BEIJING (Reuters) – Profits at China’s industrial firms grew in October for a sixth consecutive month and at their quickest pace since early 2017, pointing to a steady recovery in the manufacturing sector after it was hard hit by the COVID-19 pandemic.
Profits at Chinese industrial firms surged 28.2% year-on-year in October to 642.91 billion yuan ($97.79 billion), National Bureau of Statistics (NBS) data showed on Friday, after rising 10.1% in September versus the previous year.
That was the biggest monthly profit growth since Jan-Feb 2017. The NBS combines the results for January and February to exclude distortions caused by the week-long Lunar New Year.

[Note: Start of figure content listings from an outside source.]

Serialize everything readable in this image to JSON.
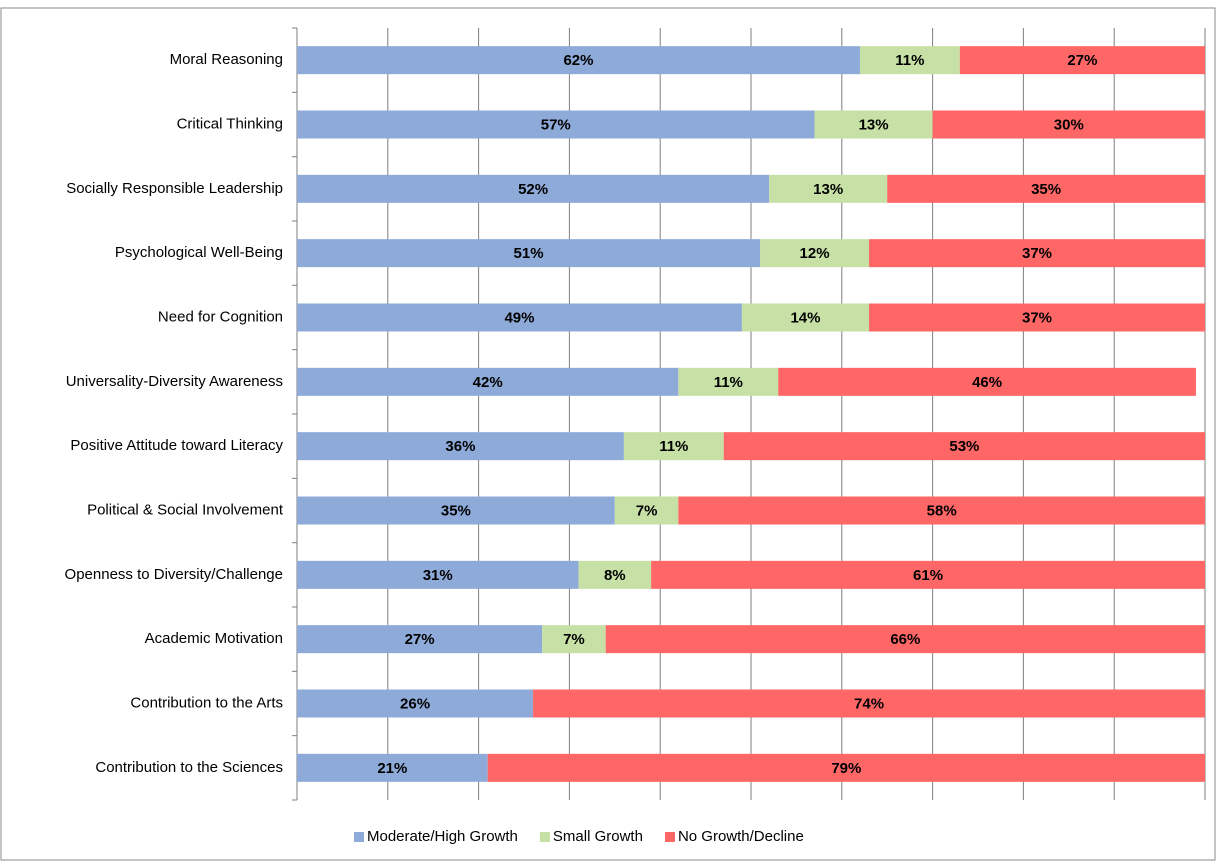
{
  "chart_data": {
    "type": "stacked-bar-horizontal",
    "categories": [
      "Moral Reasoning",
      "Critical Thinking",
      "Socially Responsible Leadership",
      "Psychological Well-Being",
      "Need for Cognition",
      "Universality-Diversity Awareness",
      "Positive Attitude toward Literacy",
      "Political & Social Involvement",
      "Openness to Diversity/Challenge",
      "Academic Motivation",
      "Contribution to the Arts",
      "Contribution to the Sciences"
    ],
    "series": [
      {
        "name": "Moderate/High Growth",
        "color": "#8eaad9",
        "values": [
          62,
          57,
          52,
          51,
          49,
          42,
          36,
          35,
          31,
          27,
          26,
          21
        ],
        "value_labels": [
          "62%",
          "57%",
          "52%",
          "51%",
          "49%",
          "42%",
          "36%",
          "35%",
          "31%",
          "27%",
          "26%",
          "21%"
        ]
      },
      {
        "name": "Small Growth",
        "color": "#c6e0a6",
        "values": [
          11,
          13,
          13,
          12,
          14,
          11,
          11,
          7,
          8,
          7,
          null,
          null
        ],
        "value_labels": [
          "11%",
          "13%",
          "13%",
          "12%",
          "14%",
          "11%",
          "11%",
          "7%",
          "8%",
          "7%",
          null,
          null
        ]
      },
      {
        "name": "No Growth/Decline",
        "color": "#ff6666",
        "values": [
          27,
          30,
          35,
          37,
          37,
          46,
          53,
          58,
          61,
          66,
          74,
          79
        ],
        "value_labels": [
          "27%",
          "30%",
          "35%",
          "37%",
          "37%",
          "46%",
          "53%",
          "58%",
          "61%",
          "66%",
          "74%",
          "79%"
        ]
      }
    ],
    "xlim": [
      0,
      100
    ],
    "xticks": [
      0,
      10,
      20,
      30,
      40,
      50,
      60,
      70,
      80,
      90,
      100
    ],
    "grid": true,
    "legend": "bottom"
  }
}
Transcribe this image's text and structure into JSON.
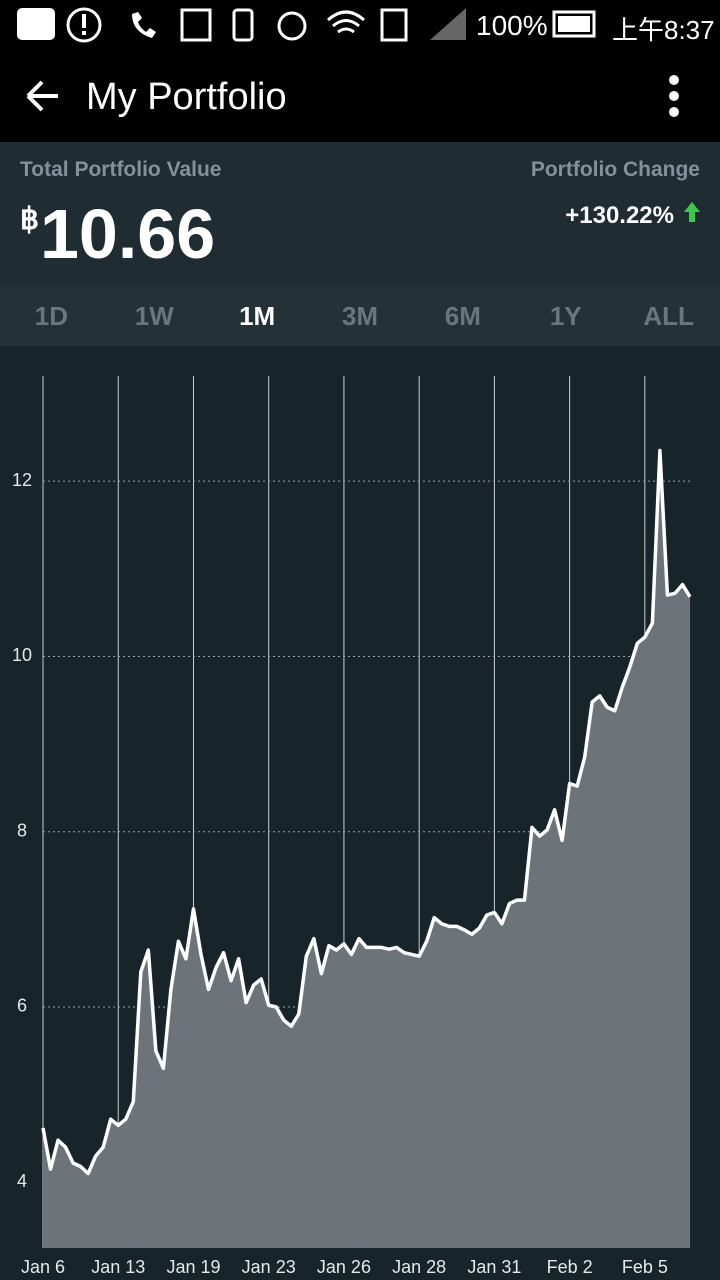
{
  "status_bar": {
    "battery": "100%",
    "time": "上午8:37"
  },
  "app_bar": {
    "title": "My Portfolio"
  },
  "summary": {
    "value_label": "Total Portfolio Value",
    "currency": "฿",
    "value": "10.66",
    "change_label": "Portfolio Change",
    "change": "+130.22%"
  },
  "ranges": {
    "options": [
      "1D",
      "1W",
      "1M",
      "3M",
      "6M",
      "1Y",
      "ALL"
    ],
    "selected": 2
  },
  "chart_data": {
    "type": "area",
    "color": "#ffffff",
    "fill": "#6c7479",
    "categories": [
      "Jan 6",
      null,
      null,
      null,
      null,
      null,
      null,
      null,
      null,
      null,
      "Jan 13",
      null,
      null,
      null,
      null,
      null,
      null,
      null,
      null,
      null,
      "Jan 19",
      null,
      null,
      null,
      null,
      null,
      null,
      null,
      null,
      null,
      "Jan 23",
      null,
      null,
      null,
      null,
      null,
      null,
      null,
      null,
      null,
      "Jan 26",
      null,
      null,
      null,
      null,
      null,
      null,
      null,
      null,
      null,
      "Jan 28",
      null,
      null,
      null,
      null,
      null,
      null,
      null,
      null,
      null,
      "Jan 31",
      null,
      null,
      null,
      null,
      null,
      null,
      null,
      null,
      null,
      "Feb 2",
      null,
      null,
      null,
      null,
      null,
      null,
      null,
      null,
      null,
      "Feb 5",
      null,
      null,
      null,
      null,
      null,
      null
    ],
    "values": [
      4.62,
      4.15,
      4.48,
      4.4,
      4.22,
      4.18,
      4.1,
      4.3,
      4.4,
      4.72,
      4.65,
      4.72,
      4.92,
      6.4,
      6.65,
      5.5,
      5.3,
      6.2,
      6.75,
      6.55,
      7.12,
      6.6,
      6.2,
      6.45,
      6.62,
      6.3,
      6.55,
      6.05,
      6.25,
      6.32,
      6.02,
      6.0,
      5.85,
      5.78,
      5.92,
      6.58,
      6.78,
      6.38,
      6.7,
      6.65,
      6.72,
      6.6,
      6.78,
      6.68,
      6.68,
      6.68,
      6.66,
      6.68,
      6.62,
      6.6,
      6.58,
      6.75,
      7.02,
      6.95,
      6.92,
      6.92,
      6.88,
      6.83,
      6.9,
      7.05,
      7.08,
      6.95,
      7.18,
      7.22,
      7.22,
      8.05,
      7.95,
      8.02,
      8.25,
      7.9,
      8.55,
      8.52,
      8.85,
      9.48,
      9.55,
      9.42,
      9.38,
      9.65,
      9.88,
      10.15,
      10.22,
      10.38,
      12.35,
      10.7,
      10.72,
      10.82,
      10.68
    ],
    "ylim": [
      3.25,
      13.2
    ],
    "yticks": [
      4,
      6,
      8,
      10,
      12
    ],
    "grid": true
  }
}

Zhu Hong, a senior statistician at the NBS, said the sharp jump was helped by rising investment income. It also came from a low base in October 2019, Zhu said.
China’s industrial sector has seen an impressive recovery from the coronavirus fallout, helped by resilient demand for the country’s exports. Premier Li Keqiang said on Tuesday he expects Chinese economic activity to return to a reasonable range next year.
For the January-October period, industrial firms’ profits rose 0.7% on an annual basis, after falling 2.4% in the first nine months of 2020 compared with the same period last year.
That growth was driven by the equipment manufacturing and the electronic sectors, while the auto manufacturing sector also saw a steady recovery in profits, Zhu said in a statement.
Liabilities at industrial firms rose 6.8% on-year at end-October, versus a 6.6% growth as of end-September.
Earnings at China’s state-owned industrial firms were down 7.5% on an annual basis for the first ten months, compared with a 14.3% on-year decline in the January-September period, the statistics bureau data showed.
Private sector profits grew 1.1% on-year in the January-October period, compared with a 0.5% decline in the first nine months.
The industrial profit data covers large firms with annual revenue of over 20 million yuan from their main operations.